Field Museum Final Project

Our final project is a trip to Chicago’s Field Museum of Natural History.   We chose the Field Museum because museums of natural history are interestingly suspect as representations of science.  Rather, they present interesting sciencefictions – representations that need to be analyzed for their political meaning.

My dream article would be one which would analyze various representations of evolution in natural history museusms across the United States.  However, that doesn’t seem to exist.  So I decided to identify a broader set of materials about the Field Museum more specifically. 

Kadanoff, Leo P. “Sue’s Several Heads: The Evolution of the Natural History Museum”

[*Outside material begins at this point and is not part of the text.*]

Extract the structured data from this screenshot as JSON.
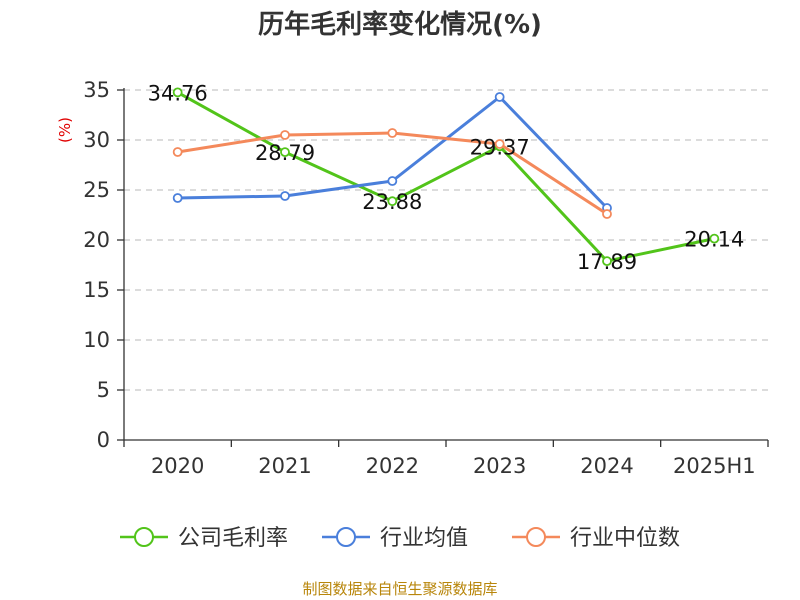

This article, written in an accessible style, describes the experience of a scientist trying to understand how the natural history museum has come, in the 21st century, to present an uncertain mix of art, entertainment and science.  More importantly, it represents very little up to date science.  He offers a reading of the “Life Through Time Exhibit” that I would like students to see.

His article suggests that, by the 1900-1920s, the museum ceases to function “scientifically” and becomes a mode of entertainment.  This is exactly the time of “science fiction” – literature about science, and what Marianne Sommer calls, “sciencefiction” – visual reconstructions of prehistory or natural history.

Sommer, Marianne. “The Lost World as Laboratory: The Politics of Evolution between Science and Fiction in the Early Decades of Twentieth Century America”.

Marianne Sommer argues in this article that the president of the American Museum of Natural History is a “shaper of collective fantasies of human evolution”.  Already, she argues that the museum is less about science, and rather, about creating fantasies that draw on both science and fiction.   As we have been reading “science fiction” about evolution, the museum also occupies the space “between science and fiction” – so we can use the same tools to read it.  Of course, what makes this so suspect, politically, is that museums “seem to be” about education in a way that literature does not – although we often expect the science of science fiction to work – and are annoyed when it does not.

The task for our students will be to read the representation of evolution in the Field Museum.  There is one exhibit specifically about evolution, and a featured exhibit on mastadons and the ice age.  What is the story it is telling?  How good is the science, or, does it matter?  How objective are museums when describing the origin of life on earth?  We can use this project to refer back to the scene in Wells’ The Time Machine in which The Time Traveller runs through the museum looking for useful knowledge and finds none.   

Dr. Wentzell, how does this sit with you as a project?